How to validly set permissions for nginx and php-fpm?

A

Anton V.2020-05-23 22:42:25

linux

Anton V., 2020-05-23 22:42:25

Good afternoon!

By default, nginx and php-fpm user is www-data
Accordingly, files in the site folder must belong to the www-data user or the www-data group

But if I go to the site folder as the jack user and create a file or folder, or run git pull, then accordingly created has a user and group jack. Well, nginx does not have access.

Let's say I have a working user jack
I can assign the owner and group jack to the site folder and add www-data to the jack group and it seems to be a solution. But php-fpm will create files under www-data and somehow some of the files will be with different owners.

How can I not figure out how to work with this correctly?

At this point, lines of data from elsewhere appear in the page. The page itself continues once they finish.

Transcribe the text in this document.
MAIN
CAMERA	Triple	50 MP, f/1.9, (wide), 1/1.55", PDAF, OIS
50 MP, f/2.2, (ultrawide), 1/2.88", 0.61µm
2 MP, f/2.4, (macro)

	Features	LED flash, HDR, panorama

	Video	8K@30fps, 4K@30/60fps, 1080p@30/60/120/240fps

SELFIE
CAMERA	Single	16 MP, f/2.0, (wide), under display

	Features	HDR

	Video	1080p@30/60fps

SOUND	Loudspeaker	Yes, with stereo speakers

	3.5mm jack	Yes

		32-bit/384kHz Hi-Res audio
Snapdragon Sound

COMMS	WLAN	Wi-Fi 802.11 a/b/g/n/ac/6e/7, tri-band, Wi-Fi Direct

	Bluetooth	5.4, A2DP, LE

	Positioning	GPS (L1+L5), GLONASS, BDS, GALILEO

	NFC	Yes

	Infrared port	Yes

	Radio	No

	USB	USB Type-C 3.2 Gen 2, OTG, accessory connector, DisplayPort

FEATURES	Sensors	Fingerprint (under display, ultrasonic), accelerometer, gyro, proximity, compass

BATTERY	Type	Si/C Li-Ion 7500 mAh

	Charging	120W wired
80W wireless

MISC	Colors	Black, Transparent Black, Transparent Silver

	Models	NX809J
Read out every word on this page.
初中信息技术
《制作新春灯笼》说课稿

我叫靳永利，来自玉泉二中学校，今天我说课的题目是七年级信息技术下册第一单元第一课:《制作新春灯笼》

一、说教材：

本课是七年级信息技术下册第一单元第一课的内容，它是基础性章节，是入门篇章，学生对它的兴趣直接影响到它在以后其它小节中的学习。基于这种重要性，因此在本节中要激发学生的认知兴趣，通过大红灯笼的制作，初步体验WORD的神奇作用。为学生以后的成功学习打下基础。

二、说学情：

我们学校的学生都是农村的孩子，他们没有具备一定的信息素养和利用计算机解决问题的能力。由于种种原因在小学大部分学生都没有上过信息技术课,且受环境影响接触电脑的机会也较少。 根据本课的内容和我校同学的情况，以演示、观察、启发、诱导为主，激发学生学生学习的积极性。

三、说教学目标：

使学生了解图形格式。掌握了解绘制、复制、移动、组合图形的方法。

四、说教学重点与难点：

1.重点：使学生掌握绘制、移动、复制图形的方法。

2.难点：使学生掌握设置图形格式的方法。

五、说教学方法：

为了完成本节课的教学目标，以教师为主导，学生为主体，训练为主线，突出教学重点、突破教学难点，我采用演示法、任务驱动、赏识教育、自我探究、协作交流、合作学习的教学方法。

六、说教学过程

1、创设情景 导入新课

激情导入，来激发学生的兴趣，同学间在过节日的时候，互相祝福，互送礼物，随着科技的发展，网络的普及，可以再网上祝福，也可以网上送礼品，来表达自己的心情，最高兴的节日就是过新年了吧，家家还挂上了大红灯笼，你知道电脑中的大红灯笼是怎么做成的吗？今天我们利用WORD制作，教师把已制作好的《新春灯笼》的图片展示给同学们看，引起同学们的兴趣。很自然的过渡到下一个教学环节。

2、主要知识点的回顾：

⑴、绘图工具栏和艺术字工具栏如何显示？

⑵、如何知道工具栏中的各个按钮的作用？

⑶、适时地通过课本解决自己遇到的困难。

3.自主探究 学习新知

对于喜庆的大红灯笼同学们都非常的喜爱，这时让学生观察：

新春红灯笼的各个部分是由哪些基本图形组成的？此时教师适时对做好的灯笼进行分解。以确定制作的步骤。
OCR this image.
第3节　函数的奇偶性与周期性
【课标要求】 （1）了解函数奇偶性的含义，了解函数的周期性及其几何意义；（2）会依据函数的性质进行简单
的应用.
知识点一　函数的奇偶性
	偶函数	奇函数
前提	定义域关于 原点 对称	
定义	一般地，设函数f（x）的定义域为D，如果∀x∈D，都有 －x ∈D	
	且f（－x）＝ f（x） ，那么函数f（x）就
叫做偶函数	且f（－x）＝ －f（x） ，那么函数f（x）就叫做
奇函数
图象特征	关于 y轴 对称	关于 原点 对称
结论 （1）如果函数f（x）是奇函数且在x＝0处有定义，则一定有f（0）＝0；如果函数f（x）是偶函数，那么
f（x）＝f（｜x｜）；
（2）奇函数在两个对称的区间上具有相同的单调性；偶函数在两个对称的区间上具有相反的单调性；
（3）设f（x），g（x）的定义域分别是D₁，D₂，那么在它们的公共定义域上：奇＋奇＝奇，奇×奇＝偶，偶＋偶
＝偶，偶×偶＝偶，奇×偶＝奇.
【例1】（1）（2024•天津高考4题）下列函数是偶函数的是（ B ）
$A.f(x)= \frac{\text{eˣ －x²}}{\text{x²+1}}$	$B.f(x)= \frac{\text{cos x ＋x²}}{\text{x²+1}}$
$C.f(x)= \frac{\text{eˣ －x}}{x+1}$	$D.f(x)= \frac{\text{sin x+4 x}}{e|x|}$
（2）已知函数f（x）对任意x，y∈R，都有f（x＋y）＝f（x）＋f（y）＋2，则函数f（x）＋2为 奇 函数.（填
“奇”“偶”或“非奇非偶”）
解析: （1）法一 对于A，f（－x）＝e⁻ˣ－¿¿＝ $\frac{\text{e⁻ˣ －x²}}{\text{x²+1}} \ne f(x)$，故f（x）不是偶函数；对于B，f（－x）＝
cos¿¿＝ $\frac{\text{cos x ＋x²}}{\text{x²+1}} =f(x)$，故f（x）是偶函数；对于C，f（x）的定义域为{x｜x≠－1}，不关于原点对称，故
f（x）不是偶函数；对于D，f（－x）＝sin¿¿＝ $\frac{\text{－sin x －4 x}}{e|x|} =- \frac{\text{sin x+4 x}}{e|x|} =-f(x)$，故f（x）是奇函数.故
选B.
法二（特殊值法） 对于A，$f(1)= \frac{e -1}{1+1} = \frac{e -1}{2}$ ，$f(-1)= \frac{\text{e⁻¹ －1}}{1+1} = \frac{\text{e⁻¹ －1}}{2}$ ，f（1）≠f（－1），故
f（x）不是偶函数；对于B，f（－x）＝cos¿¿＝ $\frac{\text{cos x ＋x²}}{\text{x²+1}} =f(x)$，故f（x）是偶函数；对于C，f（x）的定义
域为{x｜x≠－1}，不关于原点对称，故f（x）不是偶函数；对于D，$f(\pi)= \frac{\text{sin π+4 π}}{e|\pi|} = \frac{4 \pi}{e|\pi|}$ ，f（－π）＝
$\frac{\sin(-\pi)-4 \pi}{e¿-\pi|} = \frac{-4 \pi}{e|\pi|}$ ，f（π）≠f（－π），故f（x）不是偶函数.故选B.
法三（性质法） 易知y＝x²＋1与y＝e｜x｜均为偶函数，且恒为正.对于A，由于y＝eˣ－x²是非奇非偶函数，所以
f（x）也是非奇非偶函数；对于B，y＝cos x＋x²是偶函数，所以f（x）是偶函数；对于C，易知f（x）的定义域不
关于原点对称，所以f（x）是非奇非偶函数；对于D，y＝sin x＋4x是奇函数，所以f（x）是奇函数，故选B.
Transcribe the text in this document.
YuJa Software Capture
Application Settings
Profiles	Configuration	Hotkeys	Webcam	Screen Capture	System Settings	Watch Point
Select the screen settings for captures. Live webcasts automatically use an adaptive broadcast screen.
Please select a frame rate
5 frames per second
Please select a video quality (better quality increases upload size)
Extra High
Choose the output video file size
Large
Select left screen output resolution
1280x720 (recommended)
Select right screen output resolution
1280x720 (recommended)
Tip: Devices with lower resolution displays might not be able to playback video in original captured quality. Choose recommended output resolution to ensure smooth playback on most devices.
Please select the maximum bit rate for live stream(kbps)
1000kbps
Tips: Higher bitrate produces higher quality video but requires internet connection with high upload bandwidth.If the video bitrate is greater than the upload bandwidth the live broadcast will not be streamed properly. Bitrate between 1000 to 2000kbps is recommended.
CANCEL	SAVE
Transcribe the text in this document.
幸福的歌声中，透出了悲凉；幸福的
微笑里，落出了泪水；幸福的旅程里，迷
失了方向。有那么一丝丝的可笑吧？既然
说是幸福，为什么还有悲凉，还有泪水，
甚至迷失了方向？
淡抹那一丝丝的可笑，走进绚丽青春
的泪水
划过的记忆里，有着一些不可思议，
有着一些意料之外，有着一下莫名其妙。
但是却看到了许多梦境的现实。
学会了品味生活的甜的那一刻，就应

I would be grateful if you share your experience.

Thanks

Reply

Answer the question

In order to leave comments, you need to log in

2 answer(s)

S

Sanes, 2020-05-23
@Sanes

Nginx has nothing to do with it. This is configured in the PHP-FPM pool.

php-fpm

[{{ username }}]
user = {{ username }}
group = {{ username }}
listen = /var/run/php/php{{ php }}-fpm-{{ username }}.sock
listen.owner = www-data
listen.group = www-data
pm = dynamic
pm.max_children = 5
pm.start_servers = 2
pm.min_spare_servers = 1
pm.max_spare_servers = 3
chdir = /
;php_admin_value[sendmail_path] = /usr/sbin/sendmail -t -i -f [email protected]
;php_flag[display_errors] = off
php_admin_value[error_log] = /var/www/{{ username }}/logs/fpm-php.{{ username }}.log
;php_admin_flag[log_errors] = on
;php_admin_value[memory_limit] = 32M
php_admin_value[upload_max_filesize] = 100M
php_admin_value[post_max_size] = 100M
php_admin_value[open_basedir] = /var/www/{{ username }}/
php_admin_value[disable_functions] = exec,passthru,shell_exec,system,proc_open,popen,curl_multi_exec,parse_ini_file,show_source,stream_set_write_buffer,stream_socket_sendto,highlight_file,com_load_typelib
php_admin_value[upload_tmp_dir] = /var/www/{{ username }}/tmp
php_admin_value[soap.wsdl_cache_dir] = /var/www/{{ username }}/tmp

Nginx

server {
  listen 80;
  #listen [::]:80 default_server ipv6only=on;

  root /var/www/{{ username }}/www;
  index index.php index.html index.htm;

  server_name {{ domain }};

  location / {
    try_files $uri $uri/ =404;
        if (!-e $request_filename) {
        rewrite ^/(.*)$ /index.php?q=$1 last;
      }
  }

  location ~ \.php$ {
    include snippets/fastcgi-php.conf;
    fastcgi_split_path_info ^(.+\.php)(/.+)$;
    fastcgi_pass unix:/run/php/php{{ php }}-fpm-{{ username }}.sock;
    include fastcgi_params;
  }
  client_max_body_size 100M;
}

A

Andrey, 2020-05-25
@VladimirAndreev

1. All files and folders from the user jack:jack, with rights 644 for files and 755 for directories.
2. All directories where the site can write - create from the user www-data:Jack, with the same rights.
In general, where the site should write - from www-data, where it should not - rights should not be at the file system level.